The deceptive rhetoric of using “healthcare” or “reproductive health” to justify the killing of an innocent life is a tactic used by the pro-choice community to dehumanize unborn children, thus making the act much more acceptable. As Christians, we clearly understand that this type of deception goes against God’s Word.

Where is the justice for these lives? Shouldn’t they have rights? After all, they are living beings created in God’s image, known by Him while their bodies were yet unformed, all their days ordained and written in His book before one of them came to be, as Psalm 139 so beautifully describes. Who are we to sabotage God’s plans for His children?

“…dealt with the systemic racism that creates poverty for women of color,…”

The founder of Planned Parenthood, Margaret Sanger, was a racist and white eugenicist who leveraged “colored” clergy to help empower and justify her deadly work in black and minority communities: “The most successful educational approach to the Negro is through a religious appeal,” she wrote. “We don’t want word to get out that we want to exterminate the Negro population, and the minister is the man who can straighten out that idea if it ever occurs to any of their more rebellious members.”

Her Negro Project, launched in 1939, was designed “to reduce the birthrate among the diseased, the sickly, the poverty-stricken, and anti-social classes, elements unable to provide for themselves and the burden of which we are all forced to carry.”

Planned Parenthood, which performs 40 percent of the nation’s surgical and medical abortions, certainly has carried forward her plan. Since the Supreme Court’s Roe v.
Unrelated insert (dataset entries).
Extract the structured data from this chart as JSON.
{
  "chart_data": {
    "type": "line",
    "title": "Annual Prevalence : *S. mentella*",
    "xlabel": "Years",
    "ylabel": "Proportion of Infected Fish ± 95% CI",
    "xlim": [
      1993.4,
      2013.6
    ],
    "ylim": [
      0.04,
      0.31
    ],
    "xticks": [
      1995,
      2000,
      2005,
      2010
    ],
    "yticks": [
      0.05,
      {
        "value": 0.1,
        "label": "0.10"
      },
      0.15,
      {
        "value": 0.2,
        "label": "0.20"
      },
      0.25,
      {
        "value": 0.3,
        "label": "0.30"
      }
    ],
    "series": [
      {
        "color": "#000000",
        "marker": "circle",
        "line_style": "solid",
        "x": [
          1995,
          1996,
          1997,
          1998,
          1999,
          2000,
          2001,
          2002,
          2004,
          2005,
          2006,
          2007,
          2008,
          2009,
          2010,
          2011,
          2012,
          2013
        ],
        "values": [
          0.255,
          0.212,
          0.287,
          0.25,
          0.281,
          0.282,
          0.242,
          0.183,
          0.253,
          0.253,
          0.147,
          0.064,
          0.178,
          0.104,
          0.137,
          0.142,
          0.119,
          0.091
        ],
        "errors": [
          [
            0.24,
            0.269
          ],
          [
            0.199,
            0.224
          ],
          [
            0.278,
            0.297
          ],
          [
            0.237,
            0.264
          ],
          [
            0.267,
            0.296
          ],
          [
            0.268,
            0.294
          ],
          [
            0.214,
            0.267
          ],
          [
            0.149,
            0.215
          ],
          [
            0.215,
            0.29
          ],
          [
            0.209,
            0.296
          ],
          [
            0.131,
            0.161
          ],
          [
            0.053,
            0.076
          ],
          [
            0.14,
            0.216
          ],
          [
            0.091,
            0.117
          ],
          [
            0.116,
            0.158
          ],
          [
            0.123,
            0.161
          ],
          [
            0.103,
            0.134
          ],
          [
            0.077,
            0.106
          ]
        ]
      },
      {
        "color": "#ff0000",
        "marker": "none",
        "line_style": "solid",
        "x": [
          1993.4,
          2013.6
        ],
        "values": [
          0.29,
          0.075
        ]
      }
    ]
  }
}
Wade ruling in 1973, legalized abortion has resulted in the deaths of over 20 million black children.

Little wonder then that Pastor Clenard Howard Childress, Jr., has declared: “The most dangerous place for an African American to be is in the womb of its African American mother.”

If you want to talk about systemic racism, how about addressing why almost 80 percent of Planned Parenthood clinics are located in low-income or minority areas? Yes, I know…they provide “health” care. Abortions are the No. 1 killer in the black community. In 2016, there were more black babies aborted in New York City than black babies born.

Think about these statistics and then explain to your fans how these facts aren’t systemic racism, how this organization isn’t targeting the black community with the specific goal of “elimination and eventual extinction.”

…and addressed the income gap between White people and people of color.”

I’ve been told in black churches that we need to address the social ills that keep our communities at lower-income levels and poverty before we can address abortion. Really. Are our babies “less than” because their parents aren’t rich? Does their low station in life mean they deserve to die?

When do our churches begin to teach us personal responsibility? Too often we have become complacent in our own history and allowed powerful people to teach us the art of the blame.

I challenge you, Lecrae, to seek out the pro-life community. Among pro-lifers you will find so many who are adopting, taking in foster children, opening their homes to girls in crisis, funding expectant mothers, and throwing baby showers for them. We are concerned about supporting these mothers who made the courageous choice to have their baby despite the pressure to abort it. We stand for “health” care for all. We worry over the mental health of those who have aborted their child and wish to find ways to support them.

I pray that you will use your powerful platform to raise your community up without excuses. We want to see black communities thrive and reach their full potential as our rights afford us. We stand with both people of color and our white brothers and sisters in nurturing all of God’s children — from womb to tomb. We invite you to join us.